Westberlin ist besetzerfrei

■ Überraschende Räumung der zwei besetzten Häuser an der Marchstraße und am Einsteinufer in Charlottenburg

Die seit Jahren einzigen besetzten Häuser im Westteil Berlins wurden gestern morgen überraschend durch ein Großaufgebot der Polizei geräumt. Nach Polizeiangaben wurden zwei Personen wegen vorliegender Haftbefehle festgenommen. Weitere 27 Personen seien des Geländes verwiesen worden. Nach Angaben der Besetzer wurden mindestens 70 Menschen obdachlos.
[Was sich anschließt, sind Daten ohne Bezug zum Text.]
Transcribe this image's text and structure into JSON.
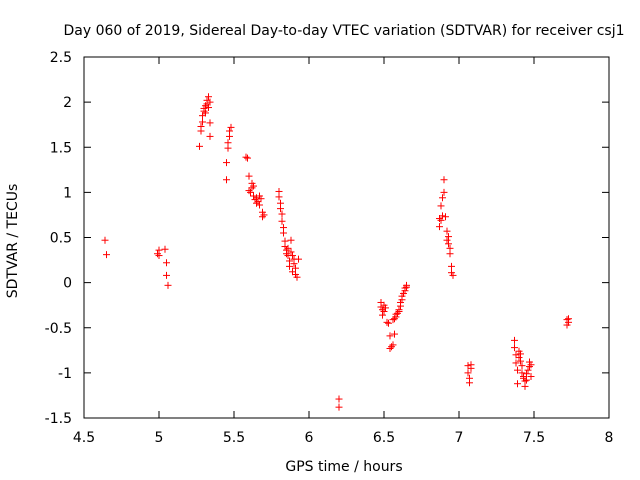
{
  "chart_data": {
    "type": "scatter",
    "title": "Day 060 of 2019, Sidereal Day-to-day VTEC variation (SDTVAR) for receiver csj1",
    "xlabel": "GPS time / hours",
    "ylabel": "SDTVAR / TECUs",
    "xlim": [
      4.5,
      8
    ],
    "ylim": [
      -1.5,
      2.5
    ],
    "xticks": [
      "4.5",
      "5",
      "5.5",
      "6",
      "6.5",
      "7",
      "7.5",
      "8"
    ],
    "yticks": [
      "-1.5",
      "-1",
      "-0.5",
      "0",
      "0.5",
      "1",
      "1.5",
      "2",
      "2.5"
    ],
    "marker": "+",
    "color": "#ff0000",
    "grid": false,
    "series": [
      {
        "name": "csj1",
        "points": [
          [
            4.64,
            0.47
          ],
          [
            4.65,
            0.31
          ],
          [
            4.99,
            0.32
          ],
          [
            5.0,
            0.36
          ],
          [
            5.0,
            0.3
          ],
          [
            5.04,
            0.37
          ],
          [
            5.05,
            0.22
          ],
          [
            5.05,
            0.08
          ],
          [
            5.06,
            -0.03
          ],
          [
            5.27,
            1.51
          ],
          [
            5.28,
            1.68
          ],
          [
            5.28,
            1.73
          ],
          [
            5.29,
            1.78
          ],
          [
            5.29,
            1.85
          ],
          [
            5.3,
            1.9
          ],
          [
            5.3,
            1.93
          ],
          [
            5.31,
            1.88
          ],
          [
            5.31,
            1.96
          ],
          [
            5.32,
            1.98
          ],
          [
            5.32,
            2.02
          ],
          [
            5.33,
            2.06
          ],
          [
            5.33,
            1.94
          ],
          [
            5.34,
            2.0
          ],
          [
            5.34,
            1.77
          ],
          [
            5.34,
            1.62
          ],
          [
            5.45,
            1.14
          ],
          [
            5.45,
            1.33
          ],
          [
            5.46,
            1.49
          ],
          [
            5.46,
            1.55
          ],
          [
            5.47,
            1.62
          ],
          [
            5.47,
            1.68
          ],
          [
            5.48,
            1.72
          ],
          [
            5.58,
            1.39
          ],
          [
            5.59,
            1.38
          ],
          [
            5.6,
            1.18
          ],
          [
            5.6,
            1.02
          ],
          [
            5.61,
            1.0
          ],
          [
            5.62,
            1.05
          ],
          [
            5.62,
            1.1
          ],
          [
            5.63,
            1.07
          ],
          [
            5.63,
            0.96
          ],
          [
            5.64,
            0.92
          ],
          [
            5.65,
            0.94
          ],
          [
            5.65,
            0.88
          ],
          [
            5.66,
            0.9
          ],
          [
            5.67,
            0.96
          ],
          [
            5.67,
            0.86
          ],
          [
            5.68,
            0.93
          ],
          [
            5.69,
            0.78
          ],
          [
            5.69,
            0.73
          ],
          [
            5.7,
            0.75
          ],
          [
            5.8,
            1.01
          ],
          [
            5.8,
            0.95
          ],
          [
            5.81,
            0.88
          ],
          [
            5.81,
            0.82
          ],
          [
            5.82,
            0.76
          ],
          [
            5.82,
            0.68
          ],
          [
            5.83,
            0.61
          ],
          [
            5.83,
            0.55
          ],
          [
            5.84,
            0.46
          ],
          [
            5.84,
            0.4
          ],
          [
            5.85,
            0.36
          ],
          [
            5.85,
            0.32
          ],
          [
            5.86,
            0.38
          ],
          [
            5.86,
            0.3
          ],
          [
            5.87,
            0.24
          ],
          [
            5.87,
            0.18
          ],
          [
            5.88,
            0.47
          ],
          [
            5.88,
            0.34
          ],
          [
            5.89,
            0.3
          ],
          [
            5.89,
            0.12
          ],
          [
            5.9,
            0.26
          ],
          [
            5.9,
            0.21
          ],
          [
            5.91,
            0.16
          ],
          [
            5.91,
            0.09
          ],
          [
            5.92,
            0.06
          ],
          [
            5.93,
            0.26
          ],
          [
            6.2,
            -1.29
          ],
          [
            6.2,
            -1.38
          ],
          [
            6.48,
            -0.22
          ],
          [
            6.48,
            -0.27
          ],
          [
            6.49,
            -0.3
          ],
          [
            6.49,
            -0.36
          ],
          [
            6.5,
            -0.25
          ],
          [
            6.5,
            -0.32
          ],
          [
            6.51,
            -0.28
          ],
          [
            6.52,
            -0.44
          ],
          [
            6.53,
            -0.45
          ],
          [
            6.54,
            -0.59
          ],
          [
            6.54,
            -0.73
          ],
          [
            6.55,
            -0.71
          ],
          [
            6.56,
            -0.69
          ],
          [
            6.56,
            -0.41
          ],
          [
            6.57,
            -0.57
          ],
          [
            6.57,
            -0.4
          ],
          [
            6.58,
            -0.38
          ],
          [
            6.58,
            -0.35
          ],
          [
            6.59,
            -0.34
          ],
          [
            6.6,
            -0.32
          ],
          [
            6.6,
            -0.3
          ],
          [
            6.61,
            -0.26
          ],
          [
            6.61,
            -0.22
          ],
          [
            6.62,
            -0.19
          ],
          [
            6.62,
            -0.15
          ],
          [
            6.63,
            -0.12
          ],
          [
            6.64,
            -0.09
          ],
          [
            6.64,
            -0.06
          ],
          [
            6.65,
            -0.03
          ],
          [
            6.65,
            -0.05
          ],
          [
            6.87,
            0.71
          ],
          [
            6.87,
            0.62
          ],
          [
            6.88,
            0.69
          ],
          [
            6.88,
            0.85
          ],
          [
            6.89,
            0.74
          ],
          [
            6.89,
            0.94
          ],
          [
            6.9,
            1.14
          ],
          [
            6.9,
            1.0
          ],
          [
            6.91,
            0.73
          ],
          [
            6.92,
            0.57
          ],
          [
            6.92,
            0.47
          ],
          [
            6.93,
            0.51
          ],
          [
            6.93,
            0.43
          ],
          [
            6.94,
            0.38
          ],
          [
            6.94,
            0.32
          ],
          [
            6.95,
            0.18
          ],
          [
            6.95,
            0.11
          ],
          [
            6.96,
            0.08
          ],
          [
            7.06,
            -0.92
          ],
          [
            7.06,
            -1.0
          ],
          [
            7.07,
            -1.06
          ],
          [
            7.07,
            -1.11
          ],
          [
            7.08,
            -0.95
          ],
          [
            7.08,
            -0.91
          ],
          [
            7.37,
            -0.64
          ],
          [
            7.37,
            -0.72
          ],
          [
            7.38,
            -0.8
          ],
          [
            7.38,
            -0.89
          ],
          [
            7.39,
            -0.97
          ],
          [
            7.39,
            -1.12
          ],
          [
            7.4,
            -0.76
          ],
          [
            7.4,
            -0.83
          ],
          [
            7.41,
            -0.79
          ],
          [
            7.41,
            -0.87
          ],
          [
            7.42,
            -0.92
          ],
          [
            7.42,
            -1.0
          ],
          [
            7.43,
            -1.06
          ],
          [
            7.43,
            -1.04
          ],
          [
            7.44,
            -1.09
          ],
          [
            7.44,
            -1.15
          ],
          [
            7.45,
            -1.01
          ],
          [
            7.45,
            -1.08
          ],
          [
            7.46,
            -0.97
          ],
          [
            7.47,
            -0.93
          ],
          [
            7.47,
            -0.88
          ],
          [
            7.48,
            -0.91
          ],
          [
            7.48,
            -1.04
          ],
          [
            7.72,
            -0.41
          ],
          [
            7.72,
            -0.47
          ],
          [
            7.73,
            -0.44
          ],
          [
            7.73,
            -0.4
          ]
        ]
      }
    ]
  }
}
Der Staatssekretär in der Innenverwaltung, Kuno Böse, verteidigte den Bruch der sogenannten Berliner Linie. „Die Eigentümerin will prüfen, ob die Häuser überhaupt noch als Wohngebäude genutzt werden können. Dafür muß sie in die Gebäude hinein“, erklärte Böse. „Das heißt, die Entscheidung über eine Anschlußnutzung muß erst noch gefunden werden.“ Trotzdem habe Innensenator Jörg Schönbohm (CDU) die Berliner Linie beibehalten, da die rechtlichen und politischen Grundlagen für die Räumung gegeben gewesen seien, sagte Staatssekretär Böse.

Die Berliner Linie zum Umgang mit besetzten Häusern verlangt für eine Räumung unter anderem den anschließenden Abriß oder die Sanierung der Gebäude. „Beides ist derzeit nicht geplant oder genehmigt“, kritisierte die Charlottenburger Baustadträtin Beate Profé (Grüne). Sie hatte sich um eine Legalisierung der Besetzung bemüht und noch am Mittwoch mit den Bewohnern über die zukünftige Nutzung der Gebäude verhandelt.

Ein Teil der Bewohner war nach jahrelangen Prozessen zur Räumung ihrer Wohnungen verurteilt worden. Sie hatten die Häuser bereits verlassen, wie Anfang Juli ein Gerichtsvollzieher feststellen konnte. Die anderen und neuzugegezogenen Bewohner wurden nun aufgrund des Allgemeinen Sicherheits- und Ordnungsgesetzes (ASOG) aus den Häusern gewiesen, da es „für die Eigentümerin unmöglich sei, mit gerichtlicher Hilfe wieder den ungestörten Alleinbesitz an den Häusern zu erhalten“, wie Thomas Raabe, Sprecher des Innensators, erklärte. Dabei sei es für die Polizei unerheblich, daß ein Teil der Bewohner schon länger als ein Jahr dort polizeilich angemeldet war.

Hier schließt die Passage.